The ambitious scientific goals of the Rosetta mission created the following requirements:
- A large number of complex scientific instruments are accommodated on one side of the spacecraft, which must permanently face the comet during the operational phase of the mission, including at 1 km proximity to the active comet. During the long cruise to the comet the dormant instruments must be heated to ensure their survival
- Complex spacecraft navigation at low altitude orbits around an irregular celestial body with weak, asymmetric, rotating gravity field, enveloped by dust and gas jets
- The Rosetta Lander has to be stowed to survive the cruise and eventually to self-eject from the spacecraft. The orbiter must navigate with 10 cm, 1 mm per second accuracy for the ejection, and then relay data from the SSP back to Earth
These primary mission requirements were design driving for most of the spacecraft layout and performance features, such as: the data rate needs to be as high as possible; given the limitations of the extremely long distance from Earth, the data must be highly compressed with a high pointing accuracy (a few arcseconds), in particular for the remote-sensing instruments. Further requirements are:
- thermal layout - the spacecraft needs to endure both extremes of temperature, from that of deep space to that within one kilometre of the active comet
- during the asteroid flybys, Rosetta must be able to track the asteroids autonomously (too fast and too far away for direct ground control)

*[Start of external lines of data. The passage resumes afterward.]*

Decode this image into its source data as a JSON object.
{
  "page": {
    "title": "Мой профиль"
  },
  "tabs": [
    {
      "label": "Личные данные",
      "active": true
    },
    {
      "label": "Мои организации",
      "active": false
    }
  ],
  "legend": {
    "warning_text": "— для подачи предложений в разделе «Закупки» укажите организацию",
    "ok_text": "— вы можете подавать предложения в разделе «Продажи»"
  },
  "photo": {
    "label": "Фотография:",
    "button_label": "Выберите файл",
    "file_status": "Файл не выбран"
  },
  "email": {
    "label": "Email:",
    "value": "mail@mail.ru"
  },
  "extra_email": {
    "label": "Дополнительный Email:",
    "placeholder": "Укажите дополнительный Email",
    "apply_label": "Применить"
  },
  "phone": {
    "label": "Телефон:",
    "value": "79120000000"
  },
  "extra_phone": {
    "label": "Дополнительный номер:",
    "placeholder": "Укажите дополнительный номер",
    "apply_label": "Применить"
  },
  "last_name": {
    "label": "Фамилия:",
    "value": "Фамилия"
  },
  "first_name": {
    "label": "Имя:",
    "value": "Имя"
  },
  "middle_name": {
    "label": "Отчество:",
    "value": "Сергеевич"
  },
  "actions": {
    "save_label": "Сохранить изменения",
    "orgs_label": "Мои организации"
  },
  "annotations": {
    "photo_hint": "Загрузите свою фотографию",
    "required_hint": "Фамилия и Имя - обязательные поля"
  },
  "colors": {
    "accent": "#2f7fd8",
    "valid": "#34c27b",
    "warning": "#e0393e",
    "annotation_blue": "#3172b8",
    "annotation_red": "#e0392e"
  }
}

- better than mm per second relative velocity accuracy for manoeuvring in the vicinity of comet 67P/Churyumov-Gerasimenko
- the spacecraft's mass limit was governed by the launch capability of the Ariane-5 which allowed for a maximum 'wet' (spacecraft and fuel) mass of ~3000 kg at launch, with a propellant portion of more than 50%
- nominal spacecraft lifetime is 11 years in heliocentric trajectory
- the achievement of this lifetime is helped by the long hibernation periods during cruise, where most of the electrical systems are not operational. This hibernation increases their lifetime by a factor of 10 but requires onboard autonomy to guarantee continued operation in all circumstances
- subsystem reliability is maximised by a comprehensive redundancy, including 'hot' redundancy (backup units actually on standby) for functions which are essential for a continuous, uninterrupted operation during critical mission phases
Mechanical Design Overview
The Rosetta design is based on a box-type central structure, 2.8 m × 2.1 m × 2.0 m, on which all subsystems and payload equipment are mounted. The two solar panels have a combined area of 64 m², with each extending panel measuring 14 m in length.
The 'top' of the spacecraft accommodates the payload instruments, and the 'base' of the spacecraft the subsystems. The spacecraft can be physically separated into two main modules:
- a Payload Support Module (PSM)
- a Bus Support Module (BSM)
The Lander is attached to the face opposite the two-axes steerable high-gain antenna. The two solar wings extend from the side faces. The instrument panel points almost always towards the comet, while the antennas and solar arrays point towards the Sun and Earth (at such great distances the Earth is relatively speaking in the same direction). The spacecraft attitude concept is such that the side and back panels are shaded throughout all nominal mission phases, offering a good location for radiators and louvres. This will normally be facing away from the comet, minimising the effects of cometary dust.
The spacecraft is built around a vertical thrust tube, whose diameter corresponds to the 1194 mm Ariane-5 interface. This tube contains two large, equally sized, propellant tanks, the upper one containing fuel, and the lower one containing the (heavier) oxidiser. At launch the total amount of stored propellant was roughly 1670 kg.